How often we think that because we have always done it one way – a hand out – that people don't really just need a helping hand.
But now that KFP, Pronet, is MEDA's biggest promoter. It has changed how they view their work. They praise the model of lending/finance and entrepreneurship over giving. They have seen that this is a more sustainable model and seen – in a relatively short time – the women are more independent, more confident, seen as more important in their villages, have increased income that they have channeled into healthier futures for themselves and their children.
And in the villages they dance with joy. We were honored again and again with music and dance and clapping and singing. We were thanked for coming to see them and for being supporters. And we brought Mary Fehr and Sarah French, who cycled across Canada last summer as part of Bike to GROW to raise money for them and other women like them in the GROW project.
Ma-ion Akosie is a lead farmer in the far northwest corner of Ghana participating in MEDA’s GROW project. A couple of years ago her husband died, leaving her and her six children to support themselves. This past year she grew nine 50-kg bags of soybeans despite poor rainfall. She is excited because even with a poor growing season, she achieved her best year ever using the right seeds, inputs, and technical assistance. She desires to give her kids the opportunity to become educated and sees her participation in GROW as the best way to achieve that. She is in the process of selling her soybeans and despite already receiving an offer to sell them at a good rate, she is exploring her options with other potential buyers as well.
This is Mary Babele from Tendoma, one of GROW’s lead farmers. Is there any question that this woman is confident? Look at her stance. Not only is she a lead farmer – she is a Ghana soybean farmer of the year!
Here is a common lead farmer story: As it is her husband’s land, she has to ask for half an acre. When she does well, she asks for one acre, then three, and now is aiming for 10, then 30!

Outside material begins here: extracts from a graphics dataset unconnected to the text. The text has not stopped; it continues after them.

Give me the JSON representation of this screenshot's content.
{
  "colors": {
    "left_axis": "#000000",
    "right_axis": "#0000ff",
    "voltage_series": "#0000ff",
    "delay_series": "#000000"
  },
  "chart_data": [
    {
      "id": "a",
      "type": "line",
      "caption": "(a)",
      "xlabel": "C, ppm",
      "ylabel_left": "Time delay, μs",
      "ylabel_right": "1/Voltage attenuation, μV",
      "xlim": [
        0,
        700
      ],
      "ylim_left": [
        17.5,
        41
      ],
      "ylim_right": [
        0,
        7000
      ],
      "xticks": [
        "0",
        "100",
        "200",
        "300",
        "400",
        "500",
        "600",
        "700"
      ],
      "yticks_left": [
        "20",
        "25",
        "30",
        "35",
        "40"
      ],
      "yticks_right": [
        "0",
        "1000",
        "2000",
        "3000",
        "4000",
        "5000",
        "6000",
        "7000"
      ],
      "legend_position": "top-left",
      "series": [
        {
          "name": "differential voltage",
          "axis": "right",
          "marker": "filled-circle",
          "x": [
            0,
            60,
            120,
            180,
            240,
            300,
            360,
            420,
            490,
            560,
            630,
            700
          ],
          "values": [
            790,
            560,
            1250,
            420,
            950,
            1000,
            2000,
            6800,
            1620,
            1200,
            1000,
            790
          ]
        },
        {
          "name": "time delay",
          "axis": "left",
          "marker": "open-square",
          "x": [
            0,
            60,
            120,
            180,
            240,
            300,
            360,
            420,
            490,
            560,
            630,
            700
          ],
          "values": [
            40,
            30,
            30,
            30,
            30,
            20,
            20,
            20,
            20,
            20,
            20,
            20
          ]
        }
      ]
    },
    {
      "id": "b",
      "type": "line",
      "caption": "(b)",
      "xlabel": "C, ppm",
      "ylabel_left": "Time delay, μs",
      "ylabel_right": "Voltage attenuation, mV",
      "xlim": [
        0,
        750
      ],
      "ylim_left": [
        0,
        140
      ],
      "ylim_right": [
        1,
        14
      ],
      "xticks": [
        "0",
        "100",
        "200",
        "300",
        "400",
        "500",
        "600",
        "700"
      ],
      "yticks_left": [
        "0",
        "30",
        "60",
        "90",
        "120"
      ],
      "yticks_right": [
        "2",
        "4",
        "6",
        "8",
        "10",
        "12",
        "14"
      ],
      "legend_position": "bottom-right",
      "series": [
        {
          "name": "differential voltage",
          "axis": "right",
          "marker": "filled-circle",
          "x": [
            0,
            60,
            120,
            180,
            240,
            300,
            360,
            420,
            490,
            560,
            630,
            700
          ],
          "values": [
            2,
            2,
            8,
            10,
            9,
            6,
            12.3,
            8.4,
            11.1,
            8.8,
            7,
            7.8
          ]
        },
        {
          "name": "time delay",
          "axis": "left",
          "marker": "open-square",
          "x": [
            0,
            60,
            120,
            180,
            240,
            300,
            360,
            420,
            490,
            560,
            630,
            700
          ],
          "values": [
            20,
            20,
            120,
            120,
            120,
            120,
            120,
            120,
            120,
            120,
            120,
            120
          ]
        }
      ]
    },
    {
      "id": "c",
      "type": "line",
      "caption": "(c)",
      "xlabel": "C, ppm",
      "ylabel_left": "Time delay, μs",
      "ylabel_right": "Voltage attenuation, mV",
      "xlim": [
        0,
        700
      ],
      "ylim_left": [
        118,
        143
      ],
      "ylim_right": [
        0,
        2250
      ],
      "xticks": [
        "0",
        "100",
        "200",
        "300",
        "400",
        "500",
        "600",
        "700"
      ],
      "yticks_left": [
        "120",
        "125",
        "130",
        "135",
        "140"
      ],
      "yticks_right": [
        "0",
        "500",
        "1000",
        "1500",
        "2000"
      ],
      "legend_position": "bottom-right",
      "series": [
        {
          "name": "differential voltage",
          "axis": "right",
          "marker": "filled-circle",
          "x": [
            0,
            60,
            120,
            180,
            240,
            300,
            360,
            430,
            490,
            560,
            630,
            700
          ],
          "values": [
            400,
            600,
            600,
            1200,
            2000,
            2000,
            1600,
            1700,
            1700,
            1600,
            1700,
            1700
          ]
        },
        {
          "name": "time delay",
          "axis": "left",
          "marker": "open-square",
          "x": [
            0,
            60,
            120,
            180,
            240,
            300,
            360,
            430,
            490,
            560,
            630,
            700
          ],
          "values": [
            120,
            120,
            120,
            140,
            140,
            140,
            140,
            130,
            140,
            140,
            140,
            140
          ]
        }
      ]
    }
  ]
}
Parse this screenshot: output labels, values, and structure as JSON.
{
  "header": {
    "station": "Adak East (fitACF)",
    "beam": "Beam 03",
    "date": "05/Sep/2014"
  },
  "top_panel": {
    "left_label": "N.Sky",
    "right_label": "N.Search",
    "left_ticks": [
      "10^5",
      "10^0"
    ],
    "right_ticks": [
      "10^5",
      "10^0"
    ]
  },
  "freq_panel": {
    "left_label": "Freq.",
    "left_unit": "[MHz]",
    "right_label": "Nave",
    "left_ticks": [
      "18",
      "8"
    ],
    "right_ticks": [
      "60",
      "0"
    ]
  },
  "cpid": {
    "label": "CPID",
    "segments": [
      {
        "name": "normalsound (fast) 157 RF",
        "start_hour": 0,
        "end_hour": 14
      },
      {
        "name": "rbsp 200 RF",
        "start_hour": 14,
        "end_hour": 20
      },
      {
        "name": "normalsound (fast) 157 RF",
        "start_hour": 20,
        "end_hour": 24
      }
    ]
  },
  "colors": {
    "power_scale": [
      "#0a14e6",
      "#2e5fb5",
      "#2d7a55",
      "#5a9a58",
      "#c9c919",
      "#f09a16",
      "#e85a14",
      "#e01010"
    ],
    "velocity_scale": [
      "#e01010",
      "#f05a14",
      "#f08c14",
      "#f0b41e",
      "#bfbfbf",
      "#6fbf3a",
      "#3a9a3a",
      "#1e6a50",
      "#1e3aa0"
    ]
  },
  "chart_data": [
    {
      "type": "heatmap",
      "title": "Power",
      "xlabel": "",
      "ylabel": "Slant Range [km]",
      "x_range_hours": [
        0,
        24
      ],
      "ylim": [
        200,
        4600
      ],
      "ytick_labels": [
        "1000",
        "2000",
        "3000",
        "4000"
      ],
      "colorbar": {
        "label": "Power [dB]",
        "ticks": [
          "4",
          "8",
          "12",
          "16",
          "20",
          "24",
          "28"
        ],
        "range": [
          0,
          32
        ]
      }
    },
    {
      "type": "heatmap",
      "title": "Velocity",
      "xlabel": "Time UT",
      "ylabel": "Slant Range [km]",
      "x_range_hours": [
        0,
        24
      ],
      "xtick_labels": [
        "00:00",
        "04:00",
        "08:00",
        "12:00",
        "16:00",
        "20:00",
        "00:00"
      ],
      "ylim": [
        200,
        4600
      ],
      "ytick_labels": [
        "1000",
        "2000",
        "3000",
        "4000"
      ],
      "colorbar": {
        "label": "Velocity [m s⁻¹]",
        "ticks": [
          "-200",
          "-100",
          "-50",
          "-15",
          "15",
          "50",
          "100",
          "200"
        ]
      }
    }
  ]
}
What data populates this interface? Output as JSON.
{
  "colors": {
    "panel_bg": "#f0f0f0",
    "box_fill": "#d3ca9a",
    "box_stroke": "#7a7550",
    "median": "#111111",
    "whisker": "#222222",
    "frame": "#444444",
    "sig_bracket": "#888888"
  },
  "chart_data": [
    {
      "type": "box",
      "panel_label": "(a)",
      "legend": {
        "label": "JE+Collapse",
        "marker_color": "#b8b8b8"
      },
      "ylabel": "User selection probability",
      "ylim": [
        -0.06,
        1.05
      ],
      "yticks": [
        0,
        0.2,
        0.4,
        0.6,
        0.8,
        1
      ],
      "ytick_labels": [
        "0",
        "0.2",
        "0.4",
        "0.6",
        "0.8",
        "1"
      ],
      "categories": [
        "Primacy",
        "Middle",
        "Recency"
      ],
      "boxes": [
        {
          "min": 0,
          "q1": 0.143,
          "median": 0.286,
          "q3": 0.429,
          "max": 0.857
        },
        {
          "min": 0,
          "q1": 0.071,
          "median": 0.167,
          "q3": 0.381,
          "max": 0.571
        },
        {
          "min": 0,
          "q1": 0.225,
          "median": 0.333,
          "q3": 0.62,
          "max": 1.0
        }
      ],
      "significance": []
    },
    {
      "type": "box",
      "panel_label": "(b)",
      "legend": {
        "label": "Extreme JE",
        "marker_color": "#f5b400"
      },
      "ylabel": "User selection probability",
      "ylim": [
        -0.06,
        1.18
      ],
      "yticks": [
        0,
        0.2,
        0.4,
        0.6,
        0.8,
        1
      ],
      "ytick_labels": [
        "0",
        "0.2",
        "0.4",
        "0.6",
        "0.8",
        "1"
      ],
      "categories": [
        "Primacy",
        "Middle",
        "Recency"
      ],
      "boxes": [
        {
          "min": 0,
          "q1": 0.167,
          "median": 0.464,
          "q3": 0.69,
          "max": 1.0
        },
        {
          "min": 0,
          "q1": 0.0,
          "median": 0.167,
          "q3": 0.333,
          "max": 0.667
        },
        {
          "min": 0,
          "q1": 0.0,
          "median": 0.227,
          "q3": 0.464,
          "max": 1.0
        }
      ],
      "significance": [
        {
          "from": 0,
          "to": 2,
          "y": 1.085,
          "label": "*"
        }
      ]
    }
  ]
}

Dayi first won a district soya farmer award, and she received a bicycle and tools that she needed for her farm. Then she won soya farmer of the year! Not only did she earn the bike and tools, but she won a cell phone that makes it easier to coordinate with her other farmers.
She also won money. And as we hear over and over, the money that she earns she brings back to her village and family: Her children can go to school, the family can afford better food, she can work more with her other farmers. And of course she brings pride to her family and village. And this is how the sustainable model of MEDA grows.
This group of a village’s lead farmers don’t have to be coaxed to come forward!
The upper Wa Valley, where GROW works, has over 1,000 lead farmers. Some were chosen for their farming/leadership ability; some came forward when they heard of an opportunity to do something new.
They all have similar stories: They started small and their success grew. These lead farmers each have a group of 15-30 other women farmers that 'report' to them. The program already reaches over 20,000 women farmers. Thanks to them and their local partners and MEDA, they can now see:
- that soya is better for the soil,
- that soya is more nutritious than maize,
- that an acre field of soya creates a larger yield than the same acre of maize,
- and that this extra production allows them to have some for their families and some to sell.
Through MEDA and their local partners:
- They have been taught better ways to plant and grow the soya.
- They have been taught many new nutritious ways to prepare the soya for their families, which provides a marked improvement in their diets.
- They have learned about value chains – understanding that they can't just grow their crops but need sustainable ways to sell and market them. MEDA has created incentives/loans to local people who want to 'risk' becoming entrepreneurs as well.
One man has begun a soy milk processing plant; other women have been growing soya seeds to sell and they are locating markets to sell their soya, and so again the sustainable chain continues to grow.